Quizá la confusión avivada por este caso se habría despejado si, desde un
principio, se hubiese determinado sin ambages la titularidad del derecho que la
ley debe proteger. Se ha dicho que el juez ferrolano respaldó, desde un principio,
la voluntad de la adolescente; y, si este fue en verdad el motor de su actuación,
debemos concluir que contrarió su deber primordial. Pues la misión de un juez,
en un supuesto de aborto, no consiste en amparar la voluntad de la embarazada,
sino en garantizar el derecho a la vida del nasciturus.
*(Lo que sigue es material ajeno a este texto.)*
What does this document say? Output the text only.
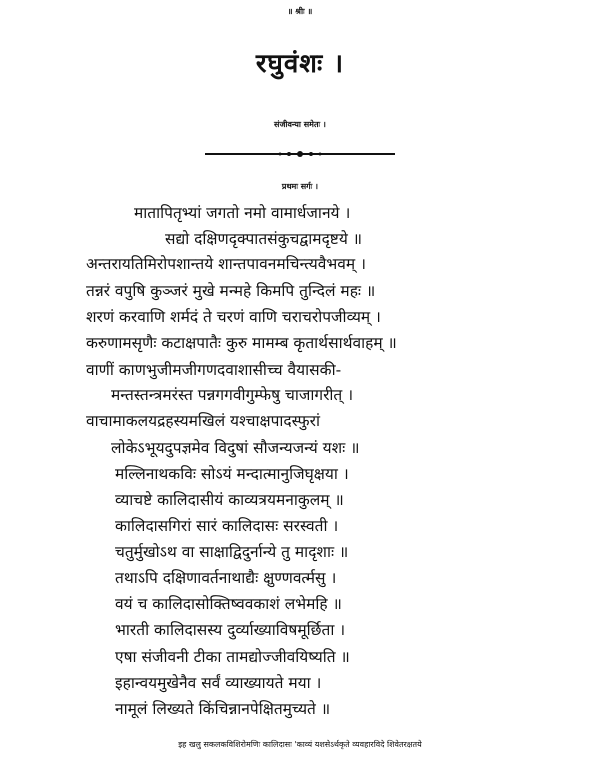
॥ श्रीः ॥
रघुवंशः ।
संजीवन्या समेतः ।
प्रथमः सर्गः ।
मातापितृभ्यां जगतो नमो वामार्धजानये ।
सद्यो दक्षिणदृक्पातसंकुचद्वामदृष्टये ॥
अन्तरायतिमिरोपशान्तये शान्तपावनमचिन्त्यवैभवम् ।
तन्नरं वपुषि कुञ्जरं मुखे मन्महे किमपि तुन्दिलं महः ॥
शरणं करवाणि शर्मदं ते चरणं वाणि चराचरोपजीव्यम् ।
करुणामसृणैः कटाक्षपातैः कुरु मामम्ब कृतार्थसार्थवाहम् ॥
वाणीं काणभुजीमजीगणदवाशासीच्च वैयासकी-
मन्तस्तन्त्रमरंस्त पन्नगगवीगुम्फेषु चाजागरीत् ।
वाचामाकलयद्रहस्यमखिलं यश्चाक्षपादस्फुरां
लोकेऽभूयदुपज्ञमेव विदुषां सौजन्यजन्यं यशः ॥
मल्लिनाथकविः सोऽयं मन्दात्मानुजिघृक्षया ।
व्याचष्टे कालिदासीयं काव्यत्रयमनाकुलम् ॥
कालिदासगिरां सारं कालिदासः सरस्वती ।
चतुर्मुखोऽथ वा साक्षाद्विदुर्नान्ये तु मादृशाः ॥
तथाऽपि दक्षिणावर्तनाथाद्यैः क्षुण्णवर्त्मसु ।
वयं च कालिदासोक्तिष्ववकाशं लभेमहि ॥
भारती कालिदासस्य दुर्व्याख्याविषमूर्छिता ।
एषा संजीवनी टीका तामद्योज्जीवयिष्यति ॥
इहान्वयमुखेनैव सर्वं व्याख्यायते मया ।
नामूलं लिख्यते किंचिन्नानपेक्षितमुच्यते ॥
इह खलु सकलकविशिरोमणिः कालिदासः 'काव्यं यशसेऽर्थकृते व्यवहारविदे शिवेतरक्षतये
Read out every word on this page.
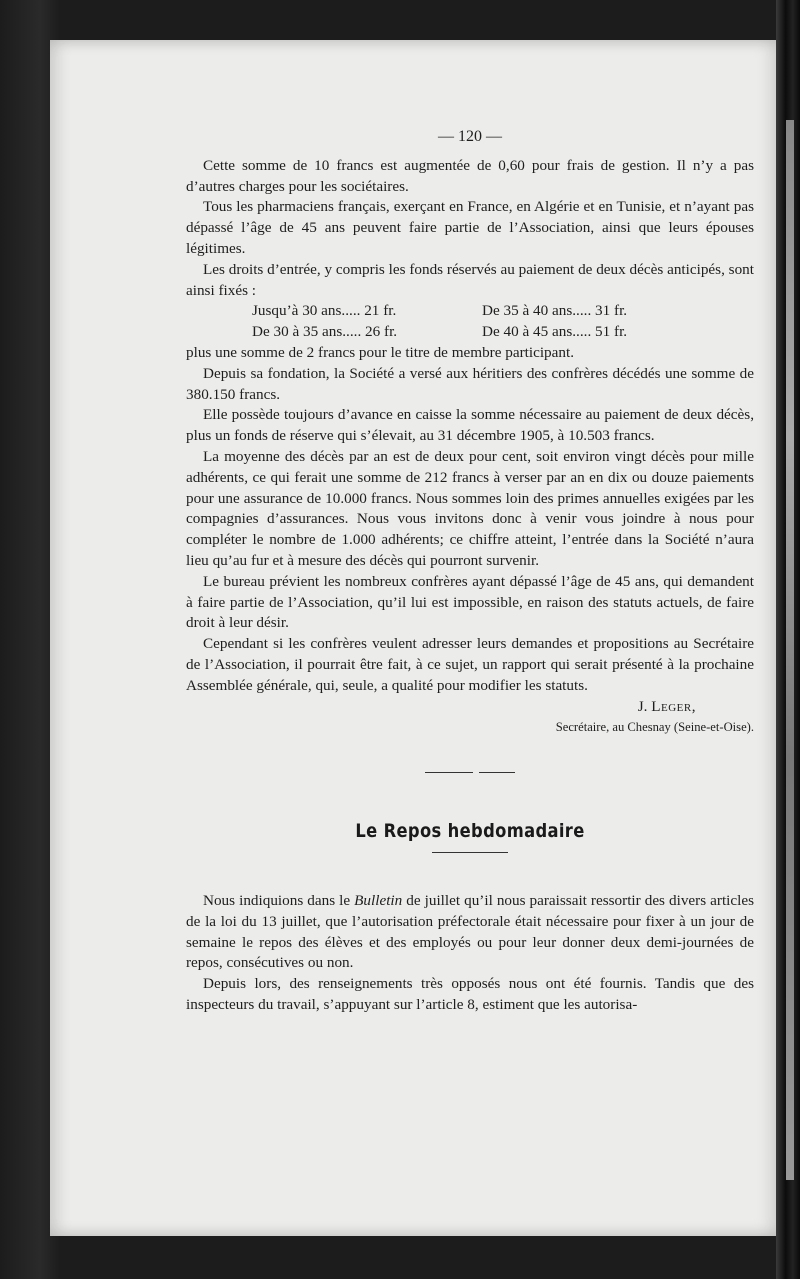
— 120 —

Cette somme de 10 francs est augmentée de 0,60 pour frais de gestion. Il n’y a pas d’autres charges pour les sociétaires.

Tous les pharmaciens français, exerçant en France, en Algérie et en Tunisie, et n’ayant pas dépassé l’âge de 45 ans peuvent faire partie de l’Association, ainsi que leurs épouses légitimes.

Les droits d’entrée, y compris les fonds réservés au paiement de deux décès anticipés, sont ainsi fixés :

Jusqu’à 30 ans..... 21 fr.	De 35 à 40 ans..... 31 fr.
De 30 à 35 ans..... 26 fr.	De 40 à 45 ans..... 51 fr.

plus une somme de 2 francs pour le titre de membre participant.

Depuis sa fondation, la Société a versé aux héritiers des confrères décédés une somme de 380.150 francs.

Elle possède toujours d’avance en caisse la somme nécessaire au paiement de deux décès, plus un fonds de réserve qui s’élevait, au 31 décembre 1905, à 10.503 francs.

La moyenne des décès par an est de deux pour cent, soit environ vingt décès pour mille adhérents, ce qui ferait une somme de 212 francs à verser par an en dix ou douze paiements pour une assurance de 10.000 francs. Nous sommes loin des primes annuelles exigées par les compagnies d’assurances. Nous vous invitons donc à venir vous joindre à nous pour compléter le nombre de 1.000 adhérents; ce chiffre atteint, l’entrée dans la Société n’aura lieu qu’au fur et à mesure des décès qui pourront survenir.

Le bureau prévient les nombreux confrères ayant dépassé l’âge de 45 ans, qui demandent à faire partie de l’Association, qu’il lui est impossible, en raison des statuts actuels, de faire droit à leur désir.

Cependant si les confrères veulent adresser leurs demandes et propositions au Secrétaire de l’Association, il pourrait être fait, à ce sujet, un rapport qui serait présenté à la prochaine Assemblée générale, qui, seule, a qualité pour modifier les statuts.

J. Leger,

Secrétaire, au Chesnay (Seine-et-Oise).

Le Repos hebdomadaire

Nous indiquions dans le Bulletin de juillet qu’il nous paraissait ressortir des divers articles de la loi du 13 juillet, que l’autorisation préfectorale était nécessaire pour fixer à un jour de semaine le repos des élèves et des employés ou pour leur donner deux demi-journées de repos, consécutives ou non.

Depuis lors, des renseignements très opposés nous ont été fournis. Tandis que des inspecteurs du travail, s’appuyant sur l’article 8, estiment que les autorisa-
Así, si la voluntad de la
adolescente hubiese sido la contraria, el juez -una vez comprobado que esa
voluntad no se acogía a ninguna de las tres excepciones que especifica la ley-
habría tenido la obligación de impedir la comisión de un delito, así como la de
alertar a la adolescente de las consecuencias penales de su acto. Sin la
consideración del nasciturus como sujeto de derechos que no pueden
supeditarse a la mera voluntad de terceros, cualquier resolución judicial -por
feliz que sea- queda rebajada a mero apaño o componenda. Antes que la
voluntad de los progenitores, o de la madre que los parió, se halla el derecho a la
vida del nasciturus. No se trata tan sólo de defender al más débil (tanto que ni
siquiera puede expresar su voluntad, puesto que aún no tiene voz); se trata de
respetar una elemental jerarquía jurídica.